If the message gives us a hint, it’s possible even those of us on the downstream side can figure it out. And the upstream side can probably figure it out easily. Compare & contrast with filling out a ticket and adding it to the upstream’s queue.
So, we want a version, a build-number, a response-code, and a message. We also want it all at the content level. Let’s take one more minute to understand the content level part. We want it in the letter not the envelope for the same reason we put things in real letters instead of OR IN ADDITION TO on the envelope: because we want to throw envelopes away.
I’m hoping you’re developing in a hexagonal (ports & adapters) style. If you’re not, look that up. But even if you’re not, you’ll be able to get this and take advantage of it.

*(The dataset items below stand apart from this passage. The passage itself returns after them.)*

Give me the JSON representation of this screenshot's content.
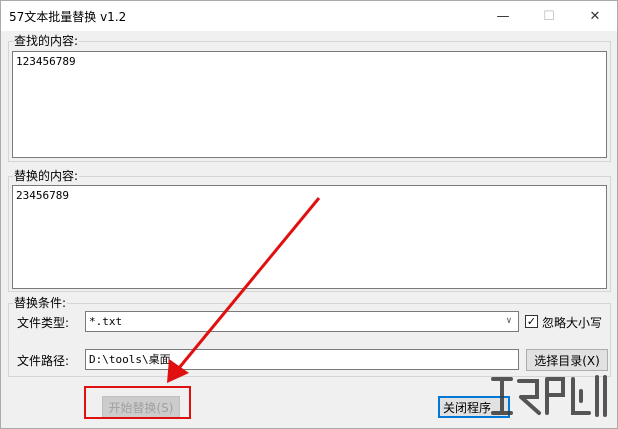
{
  "window": {
    "title": "57文本批量替换 v1.2",
    "min_icon": "minimize-icon",
    "max_icon": "maximize-icon",
    "close_icon": "close-icon"
  },
  "find": {
    "label": "查找的内容:",
    "value": "123456789"
  },
  "replace": {
    "label": "替换的内容:",
    "value": "23456789"
  },
  "conditions": {
    "label": "替换条件:",
    "file_type_label": "文件类型:",
    "file_type_value": "*.txt",
    "ignore_case_label": "忽略大小写",
    "ignore_case_checked": true,
    "file_path_label": "文件路径:",
    "file_path_value": "D:\\tools\\桌面",
    "choose_dir_button": "选择目录(X)"
  },
  "actions": {
    "start_button": "开始替换(S)",
    "close_button": "关闭程序"
  },
  "annotation": {
    "color": "#e01010"
  }
}
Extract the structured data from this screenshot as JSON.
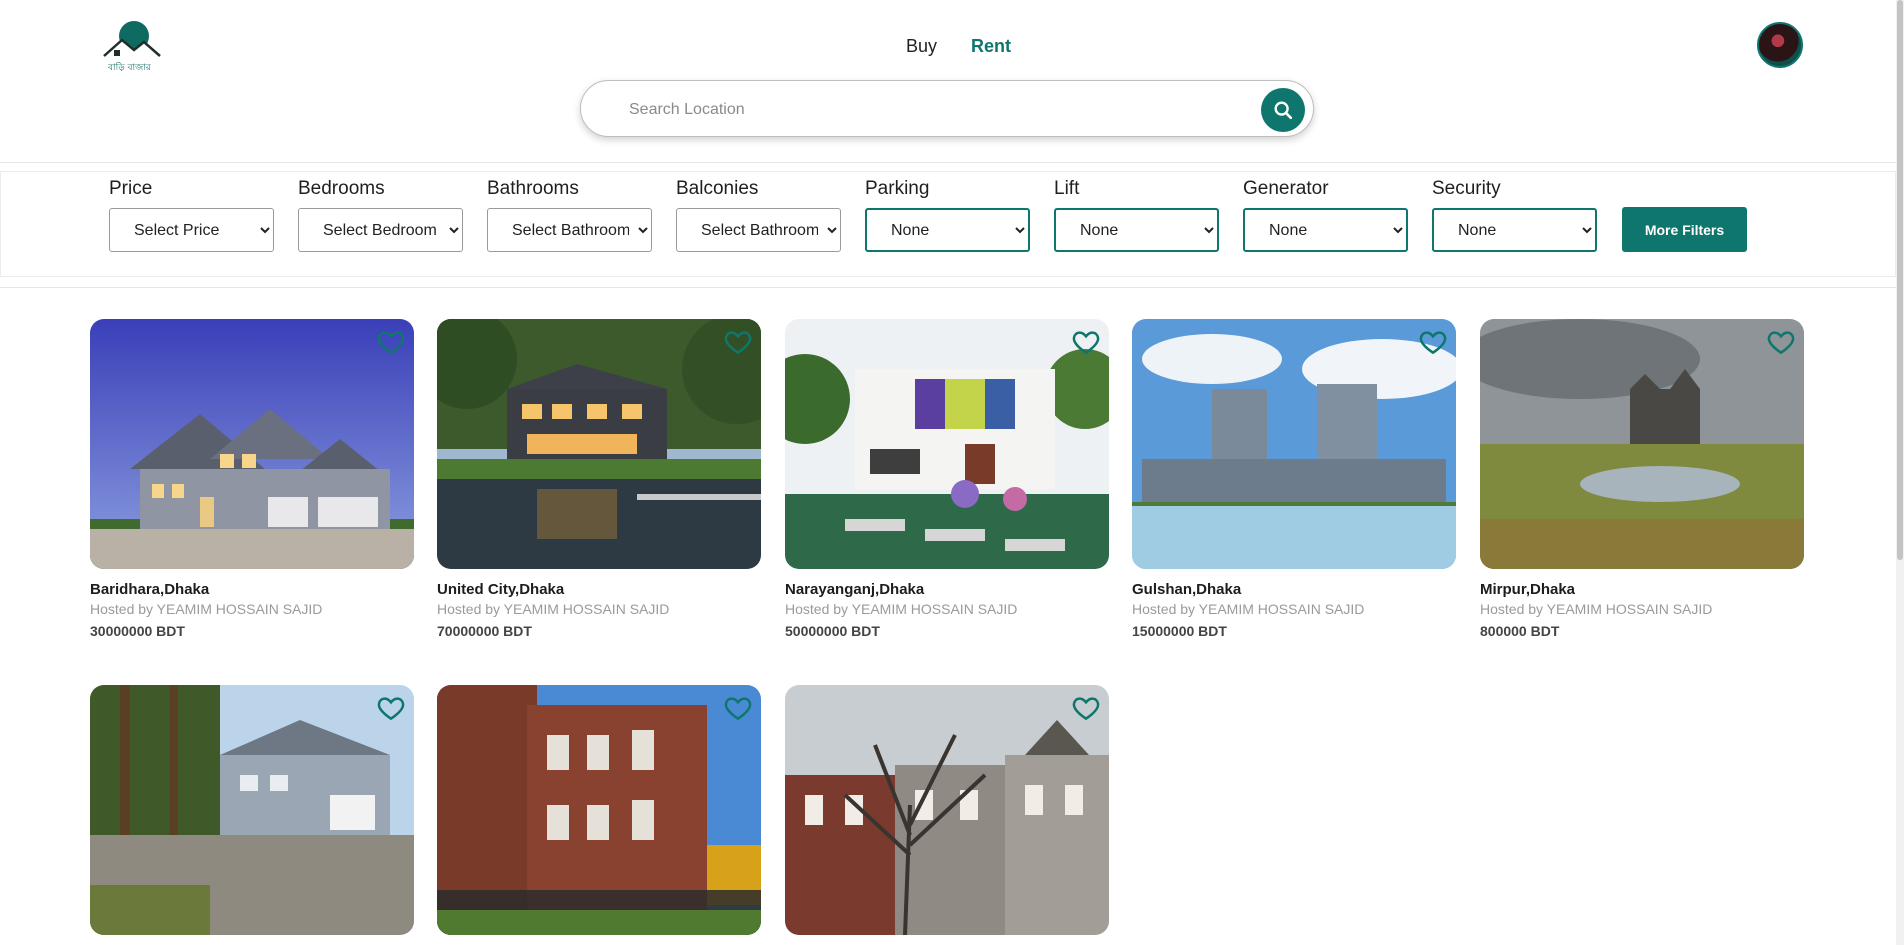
{
  "header": {
    "logo_text": "বাড়ি বাজার",
    "nav": [
      {
        "label": "Buy",
        "active": false
      },
      {
        "label": "Rent",
        "active": true
      }
    ],
    "search_placeholder": "Search Location"
  },
  "filters": [
    {
      "label": "Price",
      "value": "Select Price"
    },
    {
      "label": "Bedrooms",
      "value": "Select Bedroom"
    },
    {
      "label": "Bathrooms",
      "value": "Select Bathroom"
    },
    {
      "label": "Balconies",
      "value": "Select Bathroom"
    },
    {
      "label": "Parking",
      "value": "None"
    },
    {
      "label": "Lift",
      "value": "None"
    },
    {
      "label": "Generator",
      "value": "None"
    },
    {
      "label": "Security",
      "value": "None"
    }
  ],
  "more_filters_label": "More Filters",
  "listings": [
    {
      "title": "Baridhara,Dhaka",
      "host": "Hosted by YEAMIM HOSSAIN SAJID",
      "price": "30000000 BDT"
    },
    {
      "title": "United City,Dhaka",
      "host": "Hosted by YEAMIM HOSSAIN SAJID",
      "price": "70000000 BDT"
    },
    {
      "title": "Narayanganj,Dhaka",
      "host": "Hosted by YEAMIM HOSSAIN SAJID",
      "price": "50000000 BDT"
    },
    {
      "title": "Gulshan,Dhaka",
      "host": "Hosted by YEAMIM HOSSAIN SAJID",
      "price": "15000000 BDT"
    },
    {
      "title": "Mirpur,Dhaka",
      "host": "Hosted by YEAMIM HOSSAIN SAJID",
      "price": "800000 BDT"
    },
    {
      "title": "",
      "host": "",
      "price": ""
    },
    {
      "title": "",
      "host": "",
      "price": ""
    },
    {
      "title": "",
      "host": "",
      "price": ""
    }
  ],
  "colors": {
    "accent": "#0f766e"
  },
  "icons": {
    "search": "search-icon",
    "favorite": "heart-outline-icon"
  }
}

Layers. We want our app to have a core and a bunch of concentric circles around it. We want to have each layer be as independent and self-similar as possible. We don’t want to cross layers with any degree of complexity.
(We want this because we have bodies and those bodies have profound non-negotiable limits on how many things they can think about at one time. Layers reduce mental bandwidth, same as any other conceptual chunking.)
The transport layer, the part of your app (you most likely didn’t write) that sends requests and gets responses, is deeply involved with all sorts of incredibly intricate manipulations. We want to use it and leave it. We don’t want to write it or debug it or be in it.
The upshot: add those four fields to the letter, where anyone can see them without having the envelope. When we can do that, we gain layering, we gain hexagonality, we gain testability, we gain grokkability.
I said sometime back, in my agility we don’t restrict change, we embrace it. Microservice architectures, rolling a downstream that depends on many upstreams, is a perfect place for us to learn to embrace change.
It’s a surprisingly cool late sunday morning here.
I hope you also have a surprisingly cool day!